Die ehemalige Kirche „Heilig Kreuz“ im Schlachthof in Ludwigshafen. Das Kreuz mit Christus thront über dem Bauschutt. Foto: Dieter Müller

Die Zerstörung von Gottes guter Schöpfung schreitet weiter voran, der Klimawandel zeigt sich unaufhaltsam und unsere Bemühungen, dagegen zu steuern ist viel zu zaghaft. Unsere Erde – ein hoffnungsloser Fall? „Mein Gott, mein Gott, warum hast du mich verlassen?“ Zehn Jahre, nachdem zum ersten Mal das Thema „sexualisierte Gewalt in kirchlichen Einrichtungen und durch kirchliche Mitarbeiter“ in großem Umfang bekannt wurden, sind die Ungerechtigkeiten nicht aufgearbeitet, sind die Opfer immer noch nicht angemessen entschädigt und – was viel wichtiger wäre – in ihrem Leid gewürdigt worden. „Mein Gott, mein Gott, warum hast du mich verlassen?“ Die Rolle der Frau in der Kirche, der Umgang mit Macht und Machtmissbrauch, die Begegnung mit Menschen, die sich für so genannte alternative Lebensentwürfe entschieden haben – das sind offene Baustellen unserer Kirche. Und dann sind einige in unserer Kirche immer noch der Meinung, den Menschen bis ins Schlafzimmer hinein sagen zu müssen, was sie zu tun und zu lassen haben und welche Formen von sexueller Identität gesegnet werden dürfen und welche Sünde sind. „Mein Gott, mein Gott, warum hast du mich verlassen?“

Kirche liegt in Trümmern

Noch immer gibt es SeelsorgerInnen und Priester, die die Zeichen der Zeit nicht erkannt haben, die an einem Kirchenbild und einem Seelsorgeverständnis festhalten, mit dem die meisten Menschen unserer Gesellschaft schon lange nichts mehr anfangen können. „Mein Gott, mein Gott, warum hast du mich verlassen?“ Unsere Kirche liegt in Trümmern, so scheint es. Passend dazu ein Bild von der ehemaligen Kirche „Heilig Kreuz“ im Schlachthof in Ludwigshafen.

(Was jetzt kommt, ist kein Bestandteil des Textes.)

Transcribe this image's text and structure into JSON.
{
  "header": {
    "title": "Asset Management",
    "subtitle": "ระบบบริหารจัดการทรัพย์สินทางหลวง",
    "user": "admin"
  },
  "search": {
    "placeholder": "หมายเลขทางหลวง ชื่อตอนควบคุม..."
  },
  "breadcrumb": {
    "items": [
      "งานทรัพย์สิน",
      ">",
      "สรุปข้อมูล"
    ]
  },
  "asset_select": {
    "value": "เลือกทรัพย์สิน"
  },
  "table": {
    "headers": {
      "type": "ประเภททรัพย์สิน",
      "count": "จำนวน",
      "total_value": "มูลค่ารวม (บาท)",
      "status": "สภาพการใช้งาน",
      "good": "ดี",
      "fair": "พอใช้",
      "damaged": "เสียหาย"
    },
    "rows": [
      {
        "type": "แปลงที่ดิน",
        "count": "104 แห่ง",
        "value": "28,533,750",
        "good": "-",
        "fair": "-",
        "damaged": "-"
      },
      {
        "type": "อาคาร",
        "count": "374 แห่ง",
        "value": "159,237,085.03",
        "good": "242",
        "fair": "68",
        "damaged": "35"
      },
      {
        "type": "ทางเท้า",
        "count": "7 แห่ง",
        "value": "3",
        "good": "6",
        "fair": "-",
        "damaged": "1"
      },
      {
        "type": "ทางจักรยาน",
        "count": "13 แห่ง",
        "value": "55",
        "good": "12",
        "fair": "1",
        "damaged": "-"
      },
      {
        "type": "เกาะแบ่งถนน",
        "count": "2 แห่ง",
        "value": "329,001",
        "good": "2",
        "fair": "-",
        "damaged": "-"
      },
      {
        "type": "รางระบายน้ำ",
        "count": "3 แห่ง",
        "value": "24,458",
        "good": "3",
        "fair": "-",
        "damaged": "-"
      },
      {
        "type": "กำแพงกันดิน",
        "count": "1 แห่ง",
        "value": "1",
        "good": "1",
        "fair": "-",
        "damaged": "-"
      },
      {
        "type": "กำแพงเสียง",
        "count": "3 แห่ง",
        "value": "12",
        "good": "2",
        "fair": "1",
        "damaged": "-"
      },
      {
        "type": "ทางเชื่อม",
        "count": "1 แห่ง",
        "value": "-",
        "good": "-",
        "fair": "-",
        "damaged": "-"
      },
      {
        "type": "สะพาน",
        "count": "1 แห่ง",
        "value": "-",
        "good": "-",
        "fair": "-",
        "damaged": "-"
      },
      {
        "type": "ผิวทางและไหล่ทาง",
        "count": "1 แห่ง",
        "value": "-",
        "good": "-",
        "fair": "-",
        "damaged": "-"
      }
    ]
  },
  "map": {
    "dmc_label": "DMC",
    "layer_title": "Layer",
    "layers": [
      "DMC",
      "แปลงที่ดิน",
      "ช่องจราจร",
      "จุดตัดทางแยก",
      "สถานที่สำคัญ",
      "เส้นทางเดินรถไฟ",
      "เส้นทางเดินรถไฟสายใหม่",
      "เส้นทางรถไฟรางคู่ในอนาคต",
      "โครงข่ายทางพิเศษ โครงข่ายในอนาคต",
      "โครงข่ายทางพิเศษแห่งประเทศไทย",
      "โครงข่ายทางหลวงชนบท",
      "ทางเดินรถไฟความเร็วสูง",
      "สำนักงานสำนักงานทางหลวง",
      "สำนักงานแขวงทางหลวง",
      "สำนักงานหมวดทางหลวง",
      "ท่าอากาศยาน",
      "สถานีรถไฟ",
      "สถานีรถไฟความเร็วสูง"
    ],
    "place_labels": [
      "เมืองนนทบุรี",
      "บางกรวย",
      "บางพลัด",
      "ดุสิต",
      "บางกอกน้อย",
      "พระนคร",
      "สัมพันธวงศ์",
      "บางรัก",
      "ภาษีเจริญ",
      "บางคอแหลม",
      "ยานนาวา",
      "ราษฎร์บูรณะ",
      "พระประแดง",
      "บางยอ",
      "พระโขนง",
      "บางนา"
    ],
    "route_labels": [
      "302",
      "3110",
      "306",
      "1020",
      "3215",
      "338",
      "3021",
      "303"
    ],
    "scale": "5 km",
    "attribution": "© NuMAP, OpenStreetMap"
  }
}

Es Symbolbild für das, wie sich Kirche aktuell darstellt. Gefühlsmäßig ist das vielleicht wie in der Situation vor 2000 Jahren: Nach dem Karfreitag sind die Freunde und Freundinnen Jesu am Ende. Entmutigt. Hoffnungslos. Perspektivlos. Alles scheint gottverlassen. Die Karfreitage in unserem Leben, in unserer Kirche in Deutschland, nehmen zu. Die Missbrauchsfälle, Stimmen aus Rom, die fassungslos machen, steigende Kirchenaustritte, ein ungewisser synodaler Weg, der Zusammenbruch unserer Kirchenfinanzen und der Druck zum Sparen, um nur die größten Kreuze zu nennen.

Christus thront noch

Ich ertappe mich manchmal dabei, dass ich wie die Jünger angesichts solcher Unbegreiflichkeiten mit hängendem Kopf durchs Leben tappe. Dass ich zumindest diesen Teil meines Lebens einschließen möchte so wie sich die Jünger einschließen nach dem Tod Jesu. In diesem Ruf Jesu „mein Gott, warum hast du mich verlassen?“ klingen nicht nur Verzweiflung und Leiden an, sondern auch eine Hoffnung. Die Hoffnung Jesu, dass Gott ihn auch dann hört, wenn er sich von ihm verlassen fühlt. Mehr noch: die Hoffnung, dass er ihn auch dann nicht alleine lässt, wenn seine Nähe nicht spürbar und erfahrbar ist. Darum ist dieses Bild Frohe Botschaft und damit Evangelium. Über allem thront Christus, der Gekreuzigte. Auch und gerade in unserem Leiden ist er uns nahe. Er weiß, was Schmerz und Leid ist. Er geht mit uns durch die dunkelsten Täler unseres Lebens. Er lässt niemanden fallen.

Die frohe Botschaft lautet: Das Leid, der Tod, der Schmerz, die Zerstörung, sie sind nicht das Ende. Uns ist Leben in Fülle verheißen. Das relativiert nicht den Leidensweg, erspart uns keinen Schmerz. Vor der Auferstehung kommt der Tod – da kommen wir nicht drum rum. Es ist nicht mehr als eine Hoffnung. Die Zeitung „Rheinpfalz“ berichtet, dass das Kreuz erhalten werden und einen neuen Platz finden soll. Es fällt uns an den Karfreitagen unseres Lebens schwer zu glauben, dass der Satz auch umgekehrt gilt: nach dem Tod kommt die Auferstehung. Das hoffen, darauf vertrauen wir.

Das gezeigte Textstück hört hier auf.